The first injunction, having been from time to time continued and ultimately made perpetual, had the effect of sequestrating and setting apart the assets of the bank as they stood at that time. The defendant having then bills of the bank, taken in the course of business, to the amount of $1200, this was an equitable set-off,- and the receivers took the assets subject to that equity. To allow any further set-off would be inconsistent with the intent and spirit of the statutes, and would essentially effect a preference in favor of debtors to the bank by enabling them to pay in a depreciated medium. Atlas Bank v. Nahant Bank, 23 Pick. 480.

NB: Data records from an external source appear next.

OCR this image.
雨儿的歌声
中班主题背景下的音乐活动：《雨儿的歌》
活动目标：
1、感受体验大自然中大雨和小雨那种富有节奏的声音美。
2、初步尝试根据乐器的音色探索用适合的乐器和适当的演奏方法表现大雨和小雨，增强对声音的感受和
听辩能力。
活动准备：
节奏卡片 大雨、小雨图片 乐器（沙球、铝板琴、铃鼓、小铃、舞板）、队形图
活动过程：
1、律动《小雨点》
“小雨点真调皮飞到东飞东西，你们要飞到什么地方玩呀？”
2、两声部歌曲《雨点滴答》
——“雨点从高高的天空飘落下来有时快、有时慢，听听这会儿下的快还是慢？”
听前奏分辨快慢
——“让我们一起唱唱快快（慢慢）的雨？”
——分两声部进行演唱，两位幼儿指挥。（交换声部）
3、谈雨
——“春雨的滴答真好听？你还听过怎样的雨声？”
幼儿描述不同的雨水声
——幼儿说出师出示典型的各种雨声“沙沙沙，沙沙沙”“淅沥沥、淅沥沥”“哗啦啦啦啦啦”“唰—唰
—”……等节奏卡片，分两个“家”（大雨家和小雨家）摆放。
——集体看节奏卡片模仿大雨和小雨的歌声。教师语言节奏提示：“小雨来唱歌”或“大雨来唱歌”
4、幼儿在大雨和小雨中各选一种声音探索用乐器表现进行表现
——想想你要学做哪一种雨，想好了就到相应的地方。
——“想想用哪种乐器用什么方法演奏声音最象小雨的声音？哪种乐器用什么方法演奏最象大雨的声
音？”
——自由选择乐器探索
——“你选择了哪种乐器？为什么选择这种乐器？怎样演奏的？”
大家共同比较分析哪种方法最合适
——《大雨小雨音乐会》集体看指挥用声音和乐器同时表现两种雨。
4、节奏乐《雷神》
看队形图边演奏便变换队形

The rule thus adopted is quite within the principle of the doctrine of assignment. An assignment may be made of a chose in action, giving the assignee a good title in equity. The suit must be brought in the name of the assignor. But it was early held in such a case, that the debtor, after notice of the assignment, could not buy up notes of the assignor and set *236them off in the suit brought in his name for the use of the assignee. Makepeace v. Coates, 8 Mass. 451. This principle was afterwards embodied in the Rev. Sts. c. 96, § 10.
This assignment is for the benefit of a large class of creditors in a due course of legal proceeding. It is conceded that the first injunction was of great notoriety, and immediately impaired the credit of the bank and its bills. The injunction prohibited the bank from paying its outstanding bills, and also from receiving payment of any security otherwise than in cash. The negotiability of the bills was not altered by the proceedings; but whoever took them took the title of the holder. Crease v. Babcock, 10 Met. 525.
Judgment for the plaintiffs, deducting the $1200.